L’Occitanie est la 2ème région forestière de France. À Chambon, dans les Cévennes, 90% du territoire est couvert de forêt. De par leur histoire et leur environnement, les habitants sont particulièrement sensibles à la gestion des forêts.
Le Chambon, un écrin de verdure entre Gard et Lozère. Ce paisible coin des Cévennes a failli disparaître il y a près de 40 ans.
"Le feu est arrivé avec une puissance terrible, tout ce flanc de montagne était totalement détruit et le feu a continué jusqu'au rocher là-bas. Nous l'avons éteint dans le lit de la rivière," se rappelle, Daniel, villageois de Chambon.
Avec 5 000 hectares détruits, c'est, à l'époque, le plus grand incendie d'Europe."Sept kilomètres de front de feu, des dizaines de hameaux évacués. Peu ou pas de chemins forestiers, il faut descendre attaquer les flammes à flanc de montagne", relate alors le journal télévisé d'Antenne 2 le 10 septembre 1985.
Presque 40 ans après, Francis, Daniel et Serge, alors maire du village, n'ont rien oublié.
On a eu peur des flammes et ensuite il y avait une odeur insupportable, un paysage noir...la misère !
Un villageois
"J'ai encore l'émotion aujourd'hui de ces journées-là. Cela a été vraiment dramatique ! Sans compter qu'au-delà des flammes et des turbulences, cela a été l'odeur du bois brûlé pendant des jours et des jours. C'est prégnant et ça ne donne pas le moral", confie Daniel Dematéïs, président de l'association syndicale libre de gestion forestière du Chambon.
La forêt n'est pas qu'un paysage
Après l'incendie, le Chambon a perdu ses couleurs, tout n'était que terres brûlées.

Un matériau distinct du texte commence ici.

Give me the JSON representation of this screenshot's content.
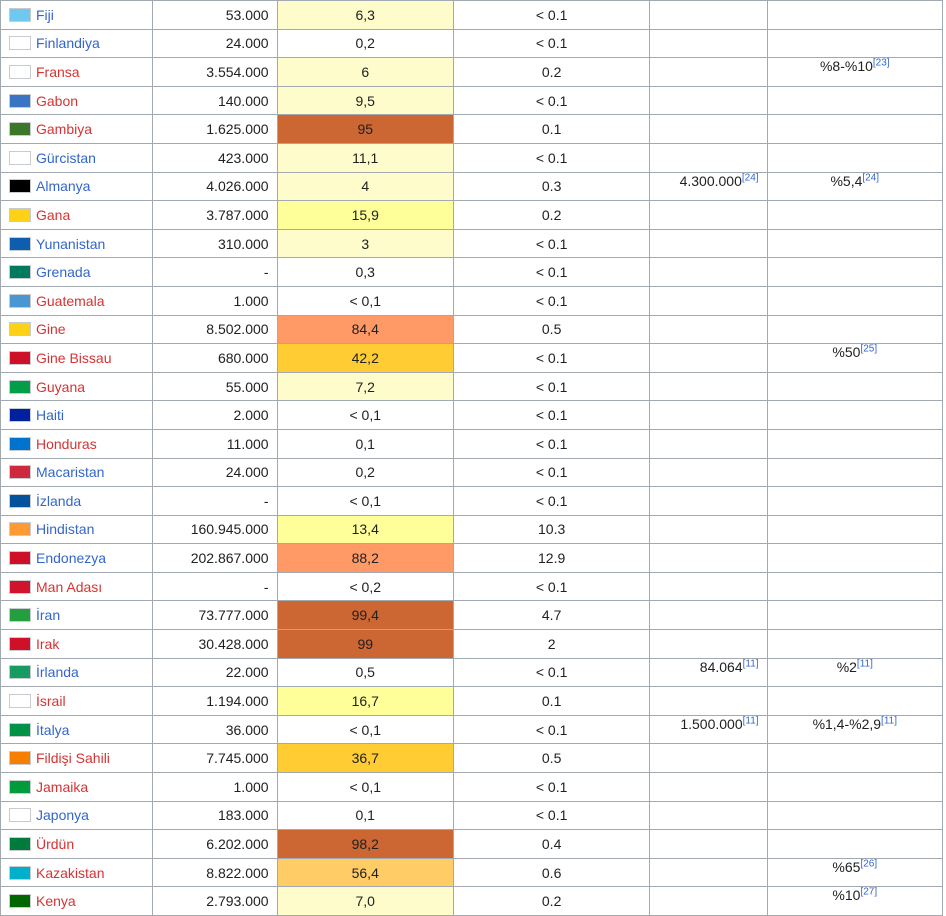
{
  "rows": [
    {
      "country": "Fiji",
      "link": "blue",
      "flag": "#6ec8f0",
      "pop": "53.000",
      "pct": "6,3",
      "pct_color": "#fffccc",
      "world": "< 0.1",
      "est": "",
      "est_ref": "",
      "estp": "",
      "estp_ref": ""
    },
    {
      "country": "Finlandiya",
      "link": "blue",
      "flag": "#ffffff",
      "pop": "24.000",
      "pct": "0,2",
      "pct_color": "#ffffff",
      "world": "< 0.1",
      "est": "",
      "est_ref": "",
      "estp": "",
      "estp_ref": ""
    },
    {
      "country": "Fransa",
      "link": "new",
      "flag": "#ffffff",
      "pop": "3.554.000",
      "pct": "6",
      "pct_color": "#fffccc",
      "world": "0.2",
      "est": "",
      "est_ref": "",
      "estp": "%8-%10",
      "estp_ref": "[23]"
    },
    {
      "country": "Gabon",
      "link": "new",
      "flag": "#3a75c4",
      "pop": "140.000",
      "pct": "9,5",
      "pct_color": "#fffccc",
      "world": "< 0.1",
      "est": "",
      "est_ref": "",
      "estp": "",
      "estp_ref": ""
    },
    {
      "country": "Gambiya",
      "link": "new",
      "flag": "#3a7728",
      "pop": "1.625.000",
      "pct": "95",
      "pct_color": "#cc6633",
      "world": "0.1",
      "est": "",
      "est_ref": "",
      "estp": "",
      "estp_ref": ""
    },
    {
      "country": "Gürcistan",
      "link": "blue",
      "flag": "#ffffff",
      "pop": "423.000",
      "pct": "11,1",
      "pct_color": "#fffccc",
      "world": "< 0.1",
      "est": "",
      "est_ref": "",
      "estp": "",
      "estp_ref": ""
    },
    {
      "country": "Almanya",
      "link": "blue",
      "flag": "#000000",
      "pop": "4.026.000",
      "pct": "4",
      "pct_color": "#fffccc",
      "world": "0.3",
      "est": "4.300.000",
      "est_ref": "[24]",
      "estp": "%5,4",
      "estp_ref": "[24]"
    },
    {
      "country": "Gana",
      "link": "new",
      "flag": "#fcd116",
      "pop": "3.787.000",
      "pct": "15,9",
      "pct_color": "#ffff99",
      "world": "0.2",
      "est": "",
      "est_ref": "",
      "estp": "",
      "estp_ref": ""
    },
    {
      "country": "Yunanistan",
      "link": "blue",
      "flag": "#0d5eaf",
      "pop": "310.000",
      "pct": "3",
      "pct_color": "#fffccc",
      "world": "< 0.1",
      "est": "",
      "est_ref": "",
      "estp": "",
      "estp_ref": ""
    },
    {
      "country": "Grenada",
      "link": "blue",
      "flag": "#007a5e",
      "pop": "-",
      "pct": "0,3",
      "pct_color": "#ffffff",
      "world": "< 0.1",
      "est": "",
      "est_ref": "",
      "estp": "",
      "estp_ref": ""
    },
    {
      "country": "Guatemala",
      "link": "new",
      "flag": "#4997d0",
      "pop": "1.000",
      "pct": "< 0,1",
      "pct_color": "#ffffff",
      "world": "< 0.1",
      "est": "",
      "est_ref": "",
      "estp": "",
      "estp_ref": ""
    },
    {
      "country": "Gine",
      "link": "new",
      "flag": "#fcd116",
      "pop": "8.502.000",
      "pct": "84,4",
      "pct_color": "#ff9966",
      "world": "0.5",
      "est": "",
      "est_ref": "",
      "estp": "",
      "estp_ref": ""
    },
    {
      "country": "Gine Bissau",
      "link": "new",
      "flag": "#ce1126",
      "pop": "680.000",
      "pct": "42,2",
      "pct_color": "#ffcc33",
      "world": "< 0.1",
      "est": "",
      "est_ref": "",
      "estp": "%50",
      "estp_ref": "[25]"
    },
    {
      "country": "Guyana",
      "link": "new",
      "flag": "#009e49",
      "pop": "55.000",
      "pct": "7,2",
      "pct_color": "#fffccc",
      "world": "< 0.1",
      "est": "",
      "est_ref": "",
      "estp": "",
      "estp_ref": ""
    },
    {
      "country": "Haiti",
      "link": "blue",
      "flag": "#00209f",
      "pop": "2.000",
      "pct": "< 0,1",
      "pct_color": "#ffffff",
      "world": "< 0.1",
      "est": "",
      "est_ref": "",
      "estp": "",
      "estp_ref": ""
    },
    {
      "country": "Honduras",
      "link": "new",
      "flag": "#0073cf",
      "pop": "11.000",
      "pct": "0,1",
      "pct_color": "#ffffff",
      "world": "< 0.1",
      "est": "",
      "est_ref": "",
      "estp": "",
      "estp_ref": ""
    },
    {
      "country": "Macaristan",
      "link": "blue",
      "flag": "#cd2a3e",
      "pop": "24.000",
      "pct": "0,2",
      "pct_color": "#ffffff",
      "world": "< 0.1",
      "est": "",
      "est_ref": "",
      "estp": "",
      "estp_ref": ""
    },
    {
      "country": "İzlanda",
      "link": "blue",
      "flag": "#02529c",
      "pop": "-",
      "pct": "< 0,1",
      "pct_color": "#ffffff",
      "world": "< 0.1",
      "est": "",
      "est_ref": "",
      "estp": "",
      "estp_ref": ""
    },
    {
      "country": "Hindistan",
      "link": "blue",
      "flag": "#ff9933",
      "pop": "160.945.000",
      "pct": "13,4",
      "pct_color": "#ffff99",
      "world": "10.3",
      "est": "",
      "est_ref": "",
      "estp": "",
      "estp_ref": ""
    },
    {
      "country": "Endonezya",
      "link": "blue",
      "flag": "#ce1126",
      "pop": "202.867.000",
      "pct": "88,2",
      "pct_color": "#ff9966",
      "world": "12.9",
      "est": "",
      "est_ref": "",
      "estp": "",
      "estp_ref": ""
    },
    {
      "country": "Man Adası",
      "link": "new",
      "flag": "#cf142b",
      "pop": "-",
      "pct": "< 0,2",
      "pct_color": "#ffffff",
      "world": "< 0.1",
      "est": "",
      "est_ref": "",
      "estp": "",
      "estp_ref": ""
    },
    {
      "country": "İran",
      "link": "blue",
      "flag": "#239f40",
      "pop": "73.777.000",
      "pct": "99,4",
      "pct_color": "#cc6633",
      "world": "4.7",
      "est": "",
      "est_ref": "",
      "estp": "",
      "estp_ref": ""
    },
    {
      "country": "Irak",
      "link": "new",
      "flag": "#ce1126",
      "pop": "30.428.000",
      "pct": "99",
      "pct_color": "#cc6633",
      "world": "2",
      "est": "",
      "est_ref": "",
      "estp": "",
      "estp_ref": ""
    },
    {
      "country": "İrlanda",
      "link": "blue",
      "flag": "#169b62",
      "pop": "22.000",
      "pct": "0,5",
      "pct_color": "#ffffff",
      "world": "< 0.1",
      "est": "84.064",
      "est_ref": "[11]",
      "estp": "%2",
      "estp_ref": "[11]"
    },
    {
      "country": "İsrail",
      "link": "new",
      "flag": "#ffffff",
      "pop": "1.194.000",
      "pct": "16,7",
      "pct_color": "#ffff99",
      "world": "0.1",
      "est": "",
      "est_ref": "",
      "estp": "",
      "estp_ref": ""
    },
    {
      "country": "İtalya",
      "link": "blue",
      "flag": "#009246",
      "pop": "36.000",
      "pct": "< 0,1",
      "pct_color": "#ffffff",
      "world": "< 0.1",
      "est": "1.500.000",
      "est_ref": "[11]",
      "estp": "%1,4-%2,9",
      "estp_ref": "[11]"
    },
    {
      "country": "Fildişi Sahili",
      "link": "new",
      "flag": "#f77f00",
      "pop": "7.745.000",
      "pct": "36,7",
      "pct_color": "#ffcc33",
      "world": "0.5",
      "est": "",
      "est_ref": "",
      "estp": "",
      "estp_ref": ""
    },
    {
      "country": "Jamaika",
      "link": "new",
      "flag": "#009b3a",
      "pop": "1.000",
      "pct": "< 0,1",
      "pct_color": "#ffffff",
      "world": "< 0.1",
      "est": "",
      "est_ref": "",
      "estp": "",
      "estp_ref": ""
    },
    {
      "country": "Japonya",
      "link": "blue",
      "flag": "#ffffff",
      "pop": "183.000",
      "pct": "0,1",
      "pct_color": "#ffffff",
      "world": "< 0.1",
      "est": "",
      "est_ref": "",
      "estp": "",
      "estp_ref": ""
    },
    {
      "country": "Ürdün",
      "link": "new",
      "flag": "#007a3d",
      "pop": "6.202.000",
      "pct": "98,2",
      "pct_color": "#cc6633",
      "world": "0.4",
      "est": "",
      "est_ref": "",
      "estp": "",
      "estp_ref": ""
    },
    {
      "country": "Kazakistan",
      "link": "new",
      "flag": "#00afca",
      "pop": "8.822.000",
      "pct": "56,4",
      "pct_color": "#ffcc66",
      "world": "0.6",
      "est": "",
      "est_ref": "",
      "estp": "%65",
      "estp_ref": "[26]"
    },
    {
      "country": "Kenya",
      "link": "new",
      "flag": "#006600",
      "pop": "2.793.000",
      "pct": "7,0",
      "pct_color": "#fffccc",
      "world": "0.2",
      "est": "",
      "est_ref": "",
      "estp": "%10",
      "estp_ref": "[27]"
    }
  ]
}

C'est dans ce contexte tendu que Francis Mathieu, jeune ingénieur forestier, vient coordonner une réunion.
"J'ai débarqué dans la mairie du Chambon où une petite salle était pleine comme un œuf, avec des propriétaires forestiers très désemparés, très demandeurs de solutions pour transformer le paysage qui en quelques heures étaient devenu totalement noir", relate Francis Mathieu, ingénieur forestier retraité - président du syndicat des propriétaires forestiers privés du Gard.
De ce traumatisme naît une conscience : la forêt n'est pas qu'un paysage. Il faut l'entretenir pour se protéger de l'incendie. Et travailler ensemble pour financer cet entretien. Une association de propriétaires forestiers est créée. Le bois brûlé est vendu, le reboisement commence.
"On a introduit principalement le cèdre qui est une essence bien adaptée au terrain et au climat. On a mis aussi pas mal de feuillus, parce qu'il fallait mettre de la diversité, mais on était un peu des pionniers", poursuit Daniel Dematéïs. "Aujourd'hui, on est plus dans un équilibre, en prenant en compte les enjeux écologiques et environnementaux."
Gestion durable
Au fil des ans, une gestion durable de la forêt s'est mise en place : débroussaillage, coupes ciblées, création de chemins. Les arbres sont des biens précieux aux besoins précis.
La dynamique, née du choc de l'incendie n'a pas faibli. Les nouveaux propriétaires suivent les pas des plus anciens.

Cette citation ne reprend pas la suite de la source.